The affect of electromagnetic forces on the diffusion of charged species has been observed by Freeman et. al to increase the diffusion of a charged species in an ionic crystal [1]. Additionally, previous work by Bykov et. al demonstrated that the presence of an electro-magnetic field during the thermal treatment of an aluminum oxide membrane affected the amount of diffusion occurring in the membrane [2]. It was shown that a significant increase in diffusion was seen when the pores were heated to 1100C with a 100 GHz gyrotron versus a conventional furnace. Experimentally, this increase in diffusion manifested itself as an increased amount of pore aperture shrinkage on the surface of the sample. These basic studies increase our understanding of nonthermal reactions due to the high frequency electric field forces present during microwave heating of materials. 

 

However, it was unknown whether this increase in mass transport is unique to the 100 GHz regime, as there had yet to be a study that analyzed the affects of lower electro-magnetic frequencies on diffusion. This paper illustrates the difference in the amount of diffusion occurring in aluminum oxide membranes heated in a 2.45 GHz microwave furnace versus those heated in a conventional furnace. Aluminum oxide membranes with an average pore diameter of 200 nm were heated in a resonant cavity microwave system operating at 2.45 GHz and compared to specimens heated in a conventional radiative tube furnace. The total thermal budget for the two techniques was kept the same. The net diffusion in the samples was calculated by analyzing the relative difference in pore size before and after the anneals via scanning electron microscopy. Though an enhanced mass transport effect was seen in the microwave heated samples, the manifestation of this increased diffusion was different than that seen by Bykov et. 
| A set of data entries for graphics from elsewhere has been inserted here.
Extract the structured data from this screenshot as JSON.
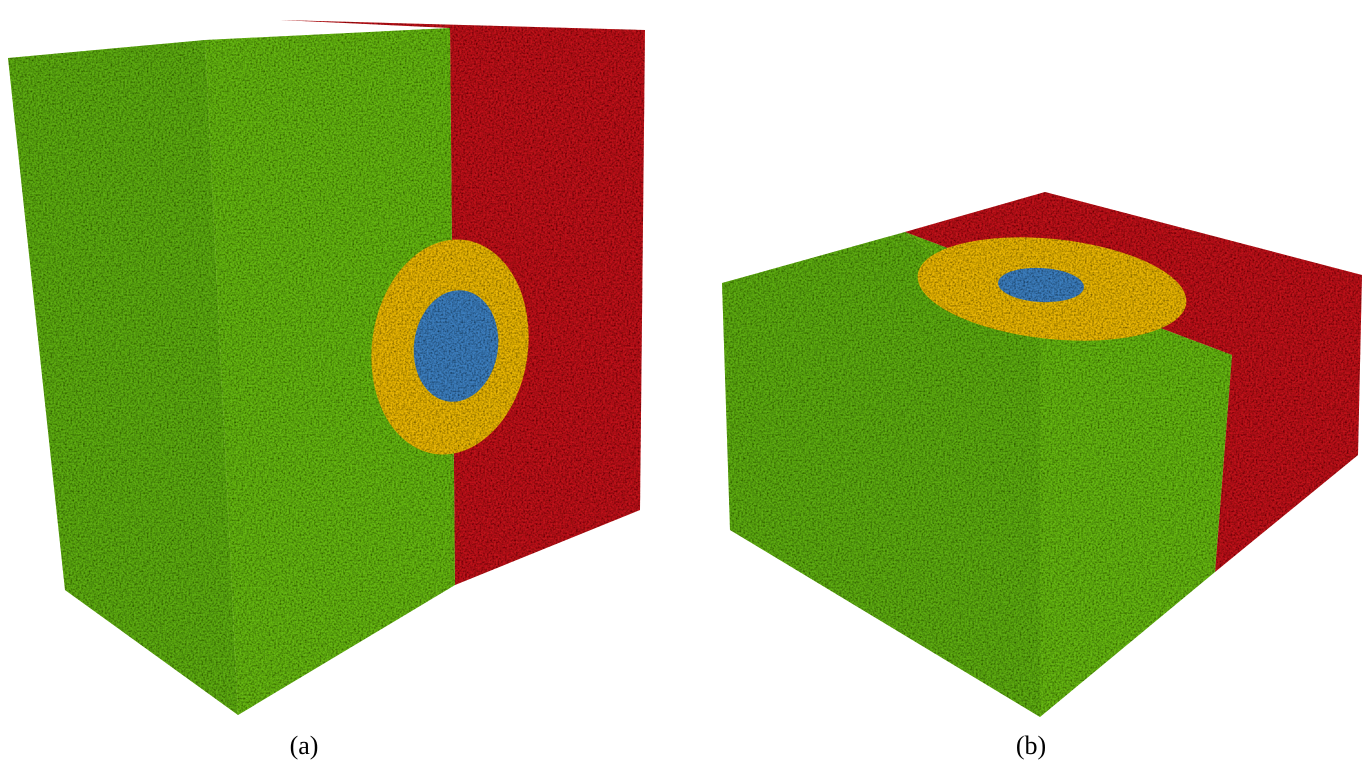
{
  "panels": [
    {
      "label": "(a)"
    },
    {
      "label": "(b)"
    }
  ]
}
al. As opposed to a reduction in pore aperture diameter, the pores on the surface of aluminum oxide samples heated with 2.45 GHz microwave radiation experienced increased coalescence compared to 

samples heated in a conventional furnace. This difference between the two studies is likely due to the difference in the initial surface pore density of the samples. 

 

[1] S.A.Freeman, J.H.Booske, R.F.Cooper, "Nonthermal Affects of Microwave Radiation on Ionic Diffusion in Ionic Crystalline Ceramics," in Proceedings of IEEE International Conference on Plasma Science. (5-8 June 1995).